At the CFA Institute conference in Boston this morning, Jack Bogle spoke passionately of the need for institutional money mangers--most of whom, he says, now manage both mutual fund and pension assets--to increase their attention to corporate governance. Decrying "the silence of the funds," he noted that no mutual fund company has ever filed a shareholder proposal opposed by management. "Never," he stressed. "That's not very often." The Vanguard mutual fund founder also said proxies also need to be more actively voted, especially with regard to "excessive executive compensation." Part of the problem, he said, is that mutual funds have moved from the "own-a-stock" mentality of his youth (typical fund turnover was about 20 percent in 1950) to a "rent-a-stock" model (average turnover today is 100 percent).
He urges a return to a longer-term view.
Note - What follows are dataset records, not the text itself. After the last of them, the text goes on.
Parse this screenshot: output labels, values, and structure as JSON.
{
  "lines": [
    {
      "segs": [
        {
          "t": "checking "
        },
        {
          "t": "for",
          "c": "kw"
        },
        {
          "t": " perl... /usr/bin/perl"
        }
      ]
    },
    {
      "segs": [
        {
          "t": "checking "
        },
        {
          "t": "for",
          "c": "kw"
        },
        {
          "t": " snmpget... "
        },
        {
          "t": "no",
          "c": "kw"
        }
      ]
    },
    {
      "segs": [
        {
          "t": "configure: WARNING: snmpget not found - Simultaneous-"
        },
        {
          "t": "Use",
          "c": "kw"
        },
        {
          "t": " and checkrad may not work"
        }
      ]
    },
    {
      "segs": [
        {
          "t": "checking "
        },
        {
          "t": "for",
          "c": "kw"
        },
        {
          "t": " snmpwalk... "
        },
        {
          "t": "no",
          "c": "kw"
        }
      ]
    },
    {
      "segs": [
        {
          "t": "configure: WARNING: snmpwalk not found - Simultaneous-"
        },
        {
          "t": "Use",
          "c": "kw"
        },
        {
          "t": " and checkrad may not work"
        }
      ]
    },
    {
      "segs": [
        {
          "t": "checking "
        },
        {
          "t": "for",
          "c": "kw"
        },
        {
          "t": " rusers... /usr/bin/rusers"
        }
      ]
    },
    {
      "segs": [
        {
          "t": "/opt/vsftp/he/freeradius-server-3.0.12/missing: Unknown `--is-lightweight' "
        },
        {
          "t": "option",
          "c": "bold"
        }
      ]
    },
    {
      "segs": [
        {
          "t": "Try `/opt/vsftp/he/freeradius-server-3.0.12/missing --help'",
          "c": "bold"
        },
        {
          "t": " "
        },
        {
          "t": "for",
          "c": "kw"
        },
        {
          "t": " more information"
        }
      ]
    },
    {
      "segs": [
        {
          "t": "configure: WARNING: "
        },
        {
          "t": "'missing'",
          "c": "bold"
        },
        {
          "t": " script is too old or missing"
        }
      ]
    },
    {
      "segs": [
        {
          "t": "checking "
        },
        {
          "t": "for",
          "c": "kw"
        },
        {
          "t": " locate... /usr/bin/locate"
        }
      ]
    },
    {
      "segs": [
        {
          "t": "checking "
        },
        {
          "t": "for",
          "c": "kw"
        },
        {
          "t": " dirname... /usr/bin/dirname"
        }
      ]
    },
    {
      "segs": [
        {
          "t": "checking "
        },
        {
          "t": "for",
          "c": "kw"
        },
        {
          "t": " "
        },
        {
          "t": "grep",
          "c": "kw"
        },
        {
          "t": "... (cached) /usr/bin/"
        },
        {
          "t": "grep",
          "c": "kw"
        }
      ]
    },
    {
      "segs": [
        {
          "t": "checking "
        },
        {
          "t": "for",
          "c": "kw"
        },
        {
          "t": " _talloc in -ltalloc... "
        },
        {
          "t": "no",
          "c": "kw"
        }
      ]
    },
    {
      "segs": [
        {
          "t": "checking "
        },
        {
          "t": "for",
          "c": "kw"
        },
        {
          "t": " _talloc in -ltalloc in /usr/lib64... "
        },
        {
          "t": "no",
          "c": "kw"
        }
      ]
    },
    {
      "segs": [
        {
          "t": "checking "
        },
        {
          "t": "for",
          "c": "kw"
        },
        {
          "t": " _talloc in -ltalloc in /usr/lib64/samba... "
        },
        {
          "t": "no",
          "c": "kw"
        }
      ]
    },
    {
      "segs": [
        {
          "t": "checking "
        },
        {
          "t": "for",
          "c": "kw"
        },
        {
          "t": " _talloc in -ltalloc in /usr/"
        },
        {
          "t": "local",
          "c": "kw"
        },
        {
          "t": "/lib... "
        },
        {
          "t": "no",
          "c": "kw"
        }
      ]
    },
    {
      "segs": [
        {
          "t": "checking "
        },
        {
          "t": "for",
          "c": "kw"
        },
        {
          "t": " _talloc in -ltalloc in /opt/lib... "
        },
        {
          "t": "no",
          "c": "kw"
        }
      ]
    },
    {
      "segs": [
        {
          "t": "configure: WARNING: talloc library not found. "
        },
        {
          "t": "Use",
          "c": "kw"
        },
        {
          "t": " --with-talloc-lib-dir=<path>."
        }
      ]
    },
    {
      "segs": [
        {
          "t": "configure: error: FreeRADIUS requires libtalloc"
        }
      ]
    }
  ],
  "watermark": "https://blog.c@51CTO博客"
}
He also recommends the return of Glass-Stegall--although he knows it's an uphill battle--and supports many of the aims of proposed financial regulation. At the same time, he criticizes the lack of specificity of many of the bill's provisions, and the fact that Congress intends to act in June although the Angelides commission won't report back on crisis causes till December.
Finally, he urged funds to take governance into account in security analysis, and says he'd favor a federal statute to clarify fiduciary responsibility (this would cover conflicts of interest and the need to attend to governance issues).